Unfortunately, the book isn't really cutting edge. For example, page 329, on zeros of the Riemann Zeta function: "Trillions of complex zeros have been calculated since 1859, and every last one of them does indeed have a real part of 1/2." The actual story is more recent. The Zetagrid project calculated 935.7 billion nontrivial zeros by the year 2004. Xavier Gourdon then found a much faster method, and calculated the first 10 trillion zeros that same year.
The computers of today are roughly a billion times more powerful than computers of 1980 or earlier. Most of the book deals with problems solved by computers 1940-1980. Myself, I looked at the Mrs. Perkins Quilt problem, which involves cutting a square into a minimal number of smaller squares. I brought very little new to the problem, using the same 1940's methods as the author describes in his book Mrs. Perkins's Electric Quilt. However, I had a *hundred trillion* times as much computer power. Their old programs on my 2009-era computer vastly extended the known results.

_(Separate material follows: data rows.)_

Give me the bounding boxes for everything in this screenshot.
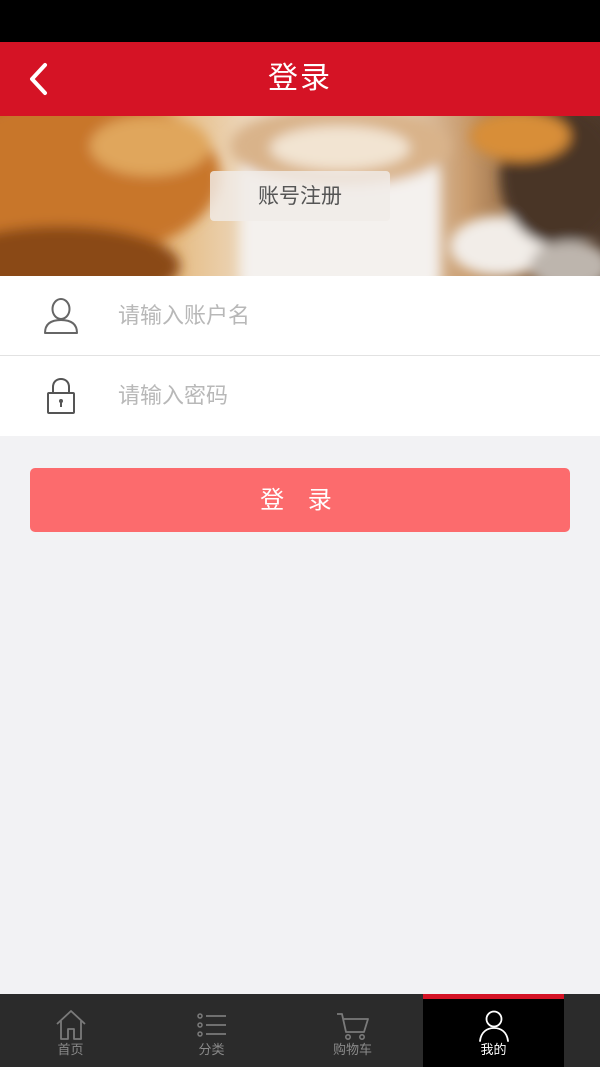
tab-home[interactable]: 首页 bbox=[0, 994, 141, 1067]
tab-label-home: 首页 bbox=[57, 1043, 84, 1058]
login-form bbox=[0, 276, 600, 436]
password-row bbox=[0, 356, 600, 436]
banner-image: 账号注册 bbox=[0, 116, 600, 276]
username-input[interactable] bbox=[118, 296, 568, 336]
tab-bar-spacer bbox=[564, 994, 600, 1067]
tab-category[interactable]: 分类 bbox=[141, 994, 282, 1067]
tab-label-mine: 我的 bbox=[480, 1043, 507, 1058]
login-button[interactable]: 登 录 bbox=[30, 468, 570, 532]
cart-icon bbox=[336, 1013, 369, 1040]
register-button[interactable]: 账号注册 bbox=[210, 171, 390, 221]
user-icon bbox=[44, 298, 78, 334]
home-icon bbox=[55, 1010, 86, 1040]
person-icon bbox=[478, 1010, 509, 1042]
username-row bbox=[0, 276, 600, 356]
status-bar bbox=[0, 0, 600, 42]
list-icon bbox=[196, 1013, 226, 1037]
tab-bar: 首页 分类 购物车 我的 bbox=[0, 994, 600, 1067]
tab-label-cart: 购物车 bbox=[332, 1043, 372, 1058]
tab-mine[interactable]: 我的 bbox=[423, 994, 564, 1067]
password-input[interactable] bbox=[118, 376, 568, 416]
tab-label-category: 分类 bbox=[198, 1043, 225, 1058]
nav-bar: 登录 bbox=[0, 42, 600, 116]
page-title: 登录 bbox=[268, 61, 332, 96]
lock-icon bbox=[47, 377, 75, 414]
tab-cart[interactable]: 购物车 bbox=[282, 994, 423, 1067]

Any problem subject to computer attack that hasn't been seriously studied in the past 20 years will yeild new results to anyone using a modern computer.
I just reviewed How to Fold It, and in that book five college students and their programs found new discoveries on what could be folded from the Latin cross.
Number-Crunching is good enough to recommend, but a follow-up book that only has stunning number-crunching results from the last decade would be appreciated.